Wealth in America Is Getting Increasingly Dynastic — We Should Be Ashamed of That
http://www.alternet.org/corporate-accountability-and-workplace/wealth-america-getting-increasingly-dynastic-we-should-be
For more than 30 years, Forbes magazine has been publishing a list of the 400 richest Americans. These annual celebrations of wealth are often accompanied by text emphasizing entrepreneurship. Readers are supposed to come away with the conclusion that these tycoons earned their treasure.
Now, in a move that says a great deal about where American society is headed, Forbes has published its first ranking of Americas Richest Families. No longer is the individual striver being venerated; now we are supposed to marvel at the compilation of 185 families with accumulated wealth of at least $1 billion. Forbes, unselfconsciously using a phrase that could have been penned by ruling class analyst William Domhoff, headlines the feature Dominant Dynasties.
Perhaps a bit uneasy about glorifying financial aristocracies, Forbes writes: One thing that stands out is how many of the great fortunes of the mid-19th century have dissipated. The Astors and the Vanderbilts, the Morgans and the Carnegies, none make the cut.

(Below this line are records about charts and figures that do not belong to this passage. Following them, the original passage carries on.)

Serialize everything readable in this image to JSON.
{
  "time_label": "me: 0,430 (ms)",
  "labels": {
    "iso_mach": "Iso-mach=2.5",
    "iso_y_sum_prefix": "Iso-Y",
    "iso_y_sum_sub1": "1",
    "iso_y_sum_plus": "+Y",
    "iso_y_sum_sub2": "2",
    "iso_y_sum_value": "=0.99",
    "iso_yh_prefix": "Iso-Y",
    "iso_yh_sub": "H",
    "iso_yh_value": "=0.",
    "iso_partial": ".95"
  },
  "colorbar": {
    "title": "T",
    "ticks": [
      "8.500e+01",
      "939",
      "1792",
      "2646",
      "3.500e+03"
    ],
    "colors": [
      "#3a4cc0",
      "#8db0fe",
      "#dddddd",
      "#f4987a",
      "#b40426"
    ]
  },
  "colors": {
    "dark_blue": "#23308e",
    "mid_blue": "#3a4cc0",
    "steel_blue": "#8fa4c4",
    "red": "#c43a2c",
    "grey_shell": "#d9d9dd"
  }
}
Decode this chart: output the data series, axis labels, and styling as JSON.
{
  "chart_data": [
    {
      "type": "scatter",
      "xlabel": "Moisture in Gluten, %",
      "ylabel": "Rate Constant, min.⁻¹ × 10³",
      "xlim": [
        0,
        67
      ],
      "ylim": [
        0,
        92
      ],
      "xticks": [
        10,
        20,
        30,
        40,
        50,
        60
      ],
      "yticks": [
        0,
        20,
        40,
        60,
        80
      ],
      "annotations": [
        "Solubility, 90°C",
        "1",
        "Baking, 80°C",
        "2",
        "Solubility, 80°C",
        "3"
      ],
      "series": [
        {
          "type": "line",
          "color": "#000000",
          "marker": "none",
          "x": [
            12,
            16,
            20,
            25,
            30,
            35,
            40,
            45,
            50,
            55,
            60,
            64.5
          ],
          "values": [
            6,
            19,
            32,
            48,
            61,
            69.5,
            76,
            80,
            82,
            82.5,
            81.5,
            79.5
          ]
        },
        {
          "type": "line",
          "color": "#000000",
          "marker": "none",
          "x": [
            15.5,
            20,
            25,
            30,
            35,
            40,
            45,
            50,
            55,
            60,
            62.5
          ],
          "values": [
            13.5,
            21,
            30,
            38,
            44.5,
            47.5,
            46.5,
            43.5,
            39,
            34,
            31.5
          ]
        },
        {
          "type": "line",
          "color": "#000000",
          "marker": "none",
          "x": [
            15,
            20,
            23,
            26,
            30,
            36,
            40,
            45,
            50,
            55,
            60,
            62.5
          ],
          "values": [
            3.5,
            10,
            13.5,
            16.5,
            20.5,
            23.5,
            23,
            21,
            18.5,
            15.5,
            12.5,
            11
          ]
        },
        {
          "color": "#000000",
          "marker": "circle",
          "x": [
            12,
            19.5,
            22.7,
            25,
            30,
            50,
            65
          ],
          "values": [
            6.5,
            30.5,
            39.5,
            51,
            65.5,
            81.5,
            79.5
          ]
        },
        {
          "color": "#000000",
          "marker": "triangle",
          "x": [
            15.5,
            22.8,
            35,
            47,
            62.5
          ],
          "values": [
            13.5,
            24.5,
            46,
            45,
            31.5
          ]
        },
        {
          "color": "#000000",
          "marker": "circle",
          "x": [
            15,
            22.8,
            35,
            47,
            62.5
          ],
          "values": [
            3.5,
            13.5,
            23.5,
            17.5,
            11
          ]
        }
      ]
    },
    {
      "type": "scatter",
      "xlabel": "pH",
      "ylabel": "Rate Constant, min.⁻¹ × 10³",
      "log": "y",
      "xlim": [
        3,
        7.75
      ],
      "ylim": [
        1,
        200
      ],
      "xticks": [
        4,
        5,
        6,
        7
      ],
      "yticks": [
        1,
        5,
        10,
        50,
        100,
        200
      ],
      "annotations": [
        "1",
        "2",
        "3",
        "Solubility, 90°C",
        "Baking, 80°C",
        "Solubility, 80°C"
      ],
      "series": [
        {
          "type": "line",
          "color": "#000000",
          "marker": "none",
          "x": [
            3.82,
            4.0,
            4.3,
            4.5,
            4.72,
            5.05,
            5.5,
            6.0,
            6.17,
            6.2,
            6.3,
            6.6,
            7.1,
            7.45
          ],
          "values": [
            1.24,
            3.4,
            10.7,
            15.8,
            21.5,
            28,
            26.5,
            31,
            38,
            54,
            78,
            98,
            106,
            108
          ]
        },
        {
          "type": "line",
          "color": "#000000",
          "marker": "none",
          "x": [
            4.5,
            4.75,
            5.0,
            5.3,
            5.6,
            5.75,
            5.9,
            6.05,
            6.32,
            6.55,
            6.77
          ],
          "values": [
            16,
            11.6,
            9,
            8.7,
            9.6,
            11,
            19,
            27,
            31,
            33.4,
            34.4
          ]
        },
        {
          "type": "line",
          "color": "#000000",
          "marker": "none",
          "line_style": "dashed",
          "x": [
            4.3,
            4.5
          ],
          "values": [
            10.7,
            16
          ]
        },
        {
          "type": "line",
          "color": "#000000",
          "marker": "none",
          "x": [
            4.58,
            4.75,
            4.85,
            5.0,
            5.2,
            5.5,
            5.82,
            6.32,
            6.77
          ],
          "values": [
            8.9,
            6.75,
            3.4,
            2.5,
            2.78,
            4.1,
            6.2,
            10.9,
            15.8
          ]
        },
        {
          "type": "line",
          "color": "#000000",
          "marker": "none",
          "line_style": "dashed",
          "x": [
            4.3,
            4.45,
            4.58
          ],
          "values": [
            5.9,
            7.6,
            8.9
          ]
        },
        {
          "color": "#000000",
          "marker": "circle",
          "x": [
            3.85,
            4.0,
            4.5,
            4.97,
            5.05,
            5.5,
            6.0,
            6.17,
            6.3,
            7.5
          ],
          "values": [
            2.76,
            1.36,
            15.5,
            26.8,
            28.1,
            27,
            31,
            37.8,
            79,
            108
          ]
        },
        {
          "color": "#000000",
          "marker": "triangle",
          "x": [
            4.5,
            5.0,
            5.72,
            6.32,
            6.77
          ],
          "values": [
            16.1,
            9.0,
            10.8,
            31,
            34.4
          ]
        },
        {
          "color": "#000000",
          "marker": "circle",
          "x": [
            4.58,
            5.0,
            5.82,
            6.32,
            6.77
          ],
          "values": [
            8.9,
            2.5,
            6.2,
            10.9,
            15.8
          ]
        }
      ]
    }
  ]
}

The fact that not all 150-year-old family fortunes have survived hardly makes the United States a model of economic egalitarianism. Forbes has to admit that the du Ponts, whose wealth dates back two centuries, are still high on the list (to the tune of $15 billion), as are the Rockefellers ($10 billion). The magazine chose to put on its cover members of the sixth and seventh generations of the Mellon dynasty, whose wealth is pegged at $12 billion.